Niesamowici ludzie. O tym, skąd się wzięli, co robili, dlaczego to robili i jaką cenę przyszło im za to płacić autorzy książki opowiadają słowami Marinowicha. Zasadnicza część, ta w jego narracji, poprzedzona jest świetnymi przedmowami Wojciecha Jagielskiego i Desmonda M. Tutu – byłego arcybiskupa Kapsztadu oraz prologiem obydwu autorów, a zakończona zdjęciami członków Bractwa. To one wzmacniają tekst i pozwalają lepiej zrozumieć, na co się narażali i w co pakowali ci czterej dla udokumentowania, jak z bliska, z samego środka wyglądają takie konflikty. Robert Capa uważany za guru korespondentów wojennych mawiał ponoć, że jeśli zdjęcie nie jest dostatecznie dobre, to znaczy, że fotoreporter nie podszedł wystarczająco blisko. A ich zdjęcia były dobre, najlepsze, doceniane i wielokrotnie nagradzane.
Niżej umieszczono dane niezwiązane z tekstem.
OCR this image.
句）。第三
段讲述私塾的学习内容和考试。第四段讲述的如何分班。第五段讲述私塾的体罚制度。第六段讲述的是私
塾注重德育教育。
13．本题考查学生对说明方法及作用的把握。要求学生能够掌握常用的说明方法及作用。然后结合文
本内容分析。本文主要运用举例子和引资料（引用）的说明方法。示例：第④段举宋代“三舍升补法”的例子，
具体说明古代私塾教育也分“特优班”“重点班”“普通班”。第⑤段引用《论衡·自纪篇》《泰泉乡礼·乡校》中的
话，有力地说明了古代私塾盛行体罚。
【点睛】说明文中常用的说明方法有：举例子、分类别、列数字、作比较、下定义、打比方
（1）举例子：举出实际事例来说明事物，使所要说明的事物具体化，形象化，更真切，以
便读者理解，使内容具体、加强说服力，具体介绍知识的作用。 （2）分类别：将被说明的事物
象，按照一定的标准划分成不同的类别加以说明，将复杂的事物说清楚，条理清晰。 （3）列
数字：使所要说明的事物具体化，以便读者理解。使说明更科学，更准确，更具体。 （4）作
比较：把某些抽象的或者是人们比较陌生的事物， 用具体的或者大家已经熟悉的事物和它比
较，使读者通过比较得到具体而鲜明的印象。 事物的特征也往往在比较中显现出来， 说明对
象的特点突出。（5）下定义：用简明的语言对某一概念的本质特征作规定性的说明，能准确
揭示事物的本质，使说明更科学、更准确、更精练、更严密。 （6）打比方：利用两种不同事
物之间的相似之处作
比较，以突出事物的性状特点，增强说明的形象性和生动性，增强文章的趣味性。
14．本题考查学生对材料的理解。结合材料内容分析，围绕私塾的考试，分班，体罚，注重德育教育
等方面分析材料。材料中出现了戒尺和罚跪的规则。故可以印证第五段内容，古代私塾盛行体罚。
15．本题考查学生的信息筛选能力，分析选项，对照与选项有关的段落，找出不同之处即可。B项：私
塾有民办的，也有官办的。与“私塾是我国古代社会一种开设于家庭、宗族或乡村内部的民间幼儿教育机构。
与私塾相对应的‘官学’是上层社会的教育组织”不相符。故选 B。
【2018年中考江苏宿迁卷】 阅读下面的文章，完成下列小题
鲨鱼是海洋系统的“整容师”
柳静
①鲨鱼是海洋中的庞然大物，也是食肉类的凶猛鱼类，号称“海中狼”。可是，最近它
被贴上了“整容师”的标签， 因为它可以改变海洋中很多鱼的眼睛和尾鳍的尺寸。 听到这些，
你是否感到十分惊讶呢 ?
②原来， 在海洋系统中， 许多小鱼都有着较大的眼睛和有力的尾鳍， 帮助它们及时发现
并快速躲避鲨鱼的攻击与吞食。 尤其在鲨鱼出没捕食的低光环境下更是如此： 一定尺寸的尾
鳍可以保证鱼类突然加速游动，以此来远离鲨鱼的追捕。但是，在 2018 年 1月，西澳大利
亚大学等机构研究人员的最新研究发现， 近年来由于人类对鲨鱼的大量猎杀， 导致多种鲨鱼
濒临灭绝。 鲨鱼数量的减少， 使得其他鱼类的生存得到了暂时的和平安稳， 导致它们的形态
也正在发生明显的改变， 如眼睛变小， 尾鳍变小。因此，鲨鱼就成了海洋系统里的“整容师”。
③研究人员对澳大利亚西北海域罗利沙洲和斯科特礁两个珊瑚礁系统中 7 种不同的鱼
Ale wróćmy do ceny, jaką płacili, aby je zrobić. Składało się na nią nie tylko ciągłe ryzyko, ale też nieustanny stres, popaprane życie rodzinne, ucieczka w alkohol albo i narkotyki. Presja psychiczna okazywała się czasem nie do udźwignięcia. W książce doskonale to pokazano. Nie brak w niej scen obrazujących dylemat, co pierwsze, co ważniejsze – zdjęcie czy udzielenie pomocy ofiarom. Na ile fotoreporter jest uczestnikiem, a nie jedynie obserwatorem wydarzeń, a na ile ma moralny obowiązek ingerować w dokumentowaną rzeczywistość. Czytelnik wielokrotnie stawia sobie to pytanie, ale i bohaterowie książki nie są od niego wolni:
João twierdził stanowczo, że przyjdzie nam zapłacić za to, co robimy. Bardzo rzadko mówiliśmy na ten temat. Kevin upierał się, że w żadnym wypadku i coraz bardziej się irytował.
– Kara? Żeby była kara, musi być grzech!
– Musi być kara za to, co czasem robimy! – upierał się João.
– Chcesz powiedzieć, że to, co robimy, to grzech? – zapytał Kevin.
João nie potrafił na to odpowiedzieć, ale czuł, że spotka nas jakaś forma kary za to, że przyglądamy się przez wizjery, jak ludzie się zabijają, i nie robimy nic prócz zdjęć.”
Jak na ironię, to właśnie Kevina dotknął ten problem najbardziej. Po Pulitzerze za zdjęcie dziecka i sępa (KLIK) zewsząd atakowano go, co zrobił, aby pomóc wygłodzonej dziewczynce. Kevin nie zrobił nic, nie wiedział, co stało się z dzieckiem, odszedł. Na nic nie zdały się wyjaśnienia, że scena rozegrała się nie dalej niż sto metrów od punktu wydawania żywności, jego bezczynność została potępiona. Nie wiadomo, w jakim stopniu powodem tego, co sobie zrobił były narkotyki, alkohol, nieudane życie osobiste, a na ile poczucie zaszczucia, może wyrzuty sumienia, ale z pewnością sytuacja z Sudanu nie pozostała bez wpływu na to, że popełnił samobójstwo.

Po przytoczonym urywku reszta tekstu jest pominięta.